Prognostic signature detects homologous recombination deficient in glioblastoma

Dongdong Luo; Aiping Luo; Su Hu; Hailin Zhao; Xuefeng Yao; Dan Li; Biao Peng

doi:10.21037/tcr-23-2077

Prognostic signature detects homologous recombination deficient in glioblastoma

Transl Cancer Res. 2024 Nov 30;13(11):5883-5897. doi: 10.21037/tcr-23-2077. Epub 2024 Nov 21.

Authors

Dongdong Luo^#¹, Aiping Luo^#², Su Hu¹, Hailin Zhao¹, Xuefeng Yao¹, Dan Li¹, Biao Peng¹

Affiliations

¹ Department of Neurosurgery, Guangzhou Institute of Cancer Research, the Affiliated Cancer Hospital, Guangzhou Medical University, Guangzhou, China.
² Radiology Department, Guangzhou Institute of Cancer Research, the Affiliated Cancer Hospital, Guangzhou Medical University, Guangzhou, China.

^# Contributed equally.

Abstract

Background: Glioblastoma (GBM) is a frequent malignant tumor in neurosurgery characterized by a high degree of heterogeneity and genetic instability. DNA double-strand breaks generated by homologous recombination deficiency (HRD) are a well-known contributor to genomic instability, which can encourage tumor development. It is unknown, however, whether the molecular characteristics linked with HRD have a predictive role in GBM. The study aims to assess the extent of genomic instability in GBM using HRD score and investigate the prognostic significance of HRD-related molecular features in GBM.

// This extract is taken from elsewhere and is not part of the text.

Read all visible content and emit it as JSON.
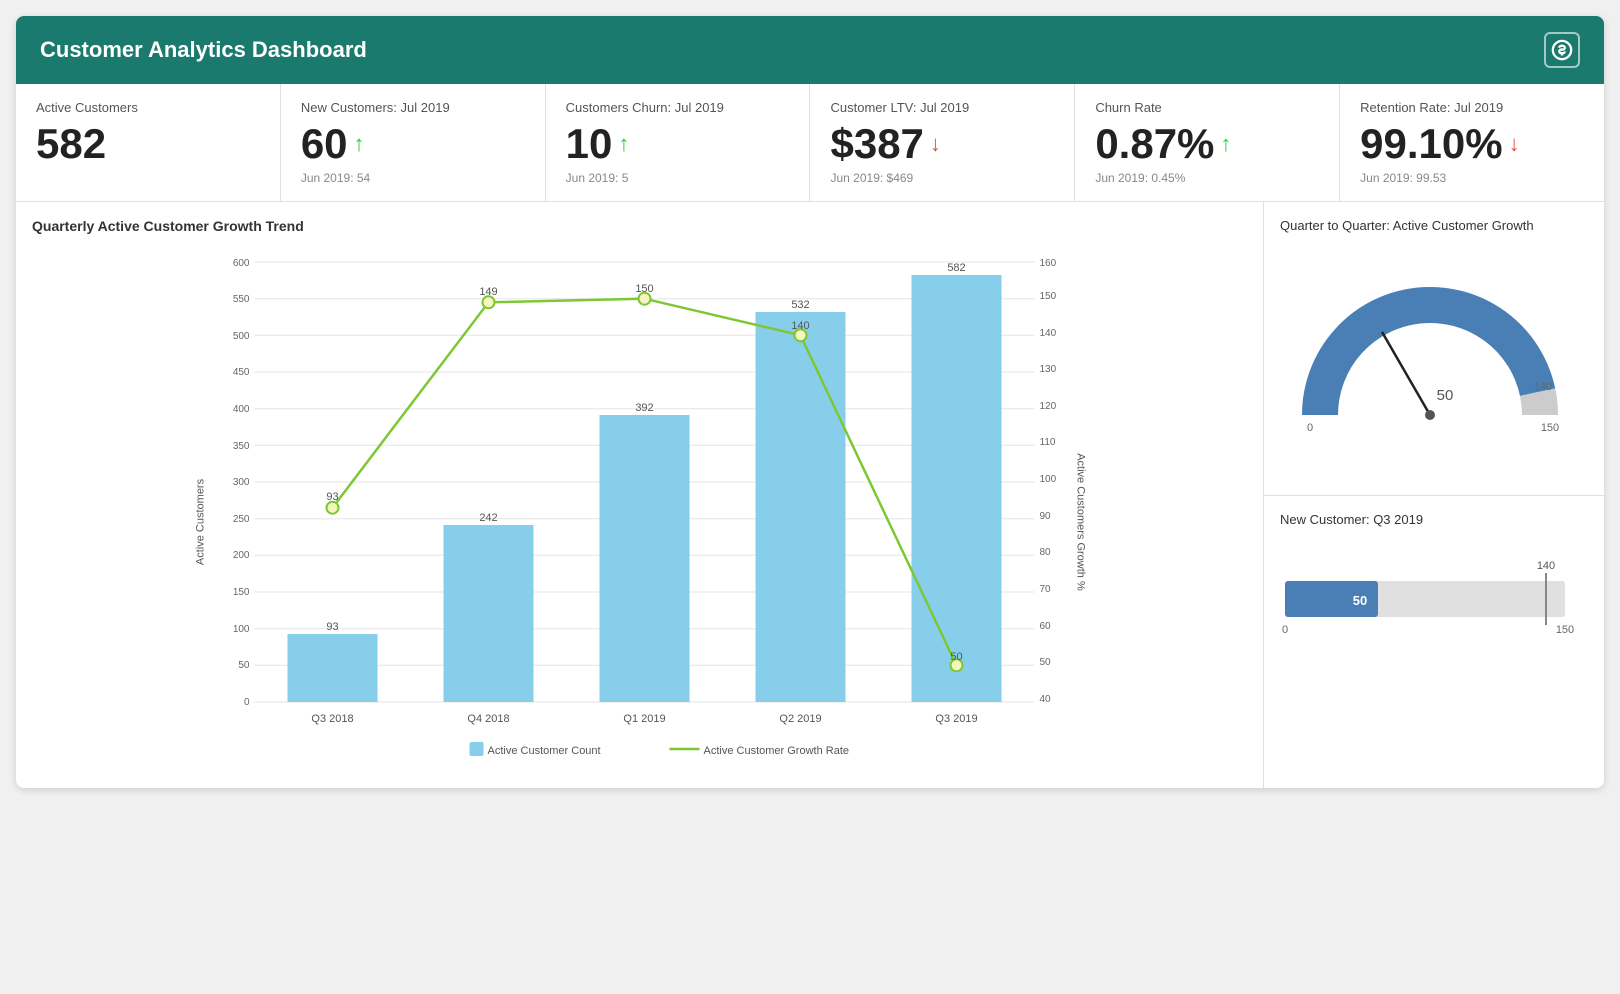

Methods: The discovery cohort comprised 567 GBM patients from The Cancer Genome Atlas (TCGA) database. We established HRD scores using the single nucleotide polymorphism (SNP) array data and analyzed transcriptomic data from patients with different HRD scores to identify biomarkers associated with HRD. A prognostic model was built by using HRD-related differentially expressed genes (DEGs) and validated in a distinct cohort from the Chinese Glioma Genome Atlas (CGGA) database.

Results: Based on the SNP array data, the gene expression profile data, and the clinical characteristics of GBM patients, we found that patients with a high HRD score had a better prognosis than those with a low HRD score. The DNA damage repair (DDR) signaling pathways were notably enriched in the HRD-positive subgroup. The prognostic model was developed by including HRD-related DEGs that could evaluate the clinical prognosis of patients more efficiently than the HRD score. In addition, patients with a low-risk score had a considerably augmented signature of γδT cells. Finally, through univariate and multivariate Cox regression analyses, it was demonstrated that the prognostic model was superior to other prognostic markers.

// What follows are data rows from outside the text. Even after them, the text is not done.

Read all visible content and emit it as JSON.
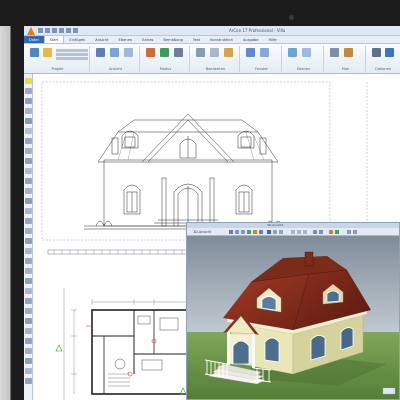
{
  "titlebar": {
    "title": "ArCon 17 Professional - Villa"
  },
  "tabs": [
    {
      "label": "Datei"
    },
    {
      "label": "Start"
    },
    {
      "label": "Einfügen"
    },
    {
      "label": "Ansicht"
    },
    {
      "label": "Ebenen"
    },
    {
      "label": "Extras"
    },
    {
      "label": "Bemaßung"
    },
    {
      "label": "Text"
    },
    {
      "label": "Konstruktion"
    },
    {
      "label": "Ausgabe"
    },
    {
      "label": "Hilfe"
    }
  ],
  "ribbon": {
    "groups": [
      {
        "label": "Projekt"
      },
      {
        "label": "Ansicht"
      },
      {
        "label": "Modus"
      },
      {
        "label": "Bearbeiten"
      },
      {
        "label": "Fenster"
      },
      {
        "label": "Ebenen"
      },
      {
        "label": "Plan"
      },
      {
        "label": "Optionen"
      }
    ]
  },
  "view3d": {
    "tab_label": "3D-Ansicht",
    "title": "3D-Ansicht"
  },
  "colors": {
    "roof": "#8a2e1e",
    "wall": "#e9e6b8",
    "grass": "#6f9a4c",
    "ribbon_blue": "#2f69b3",
    "accent_orange": "#e7781c",
    "drawing_red": "#d23b2e",
    "drawing_green": "#2e9b43"
  }
}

Conclusions: In conclusion, our research has not only demonstrated that a high HRD score is a valid prognostic biomarker in GBM patients but also built a stable prognosis model [odds ratio (OR) 0.18, 95% confidence interval (CI): 0.11-0.23, P<0.001] that is more accurate than conventional prognostic markers such as O6-methylguanine-DNA methyltransferase (MGMT) methylation (OR 0.55, 95% CI: 0.33-0.91, P=0.02).

Keywords: Glioblastoma (GBM); homologous recombination deficient (HRD); prognostic factor; risk scoring model.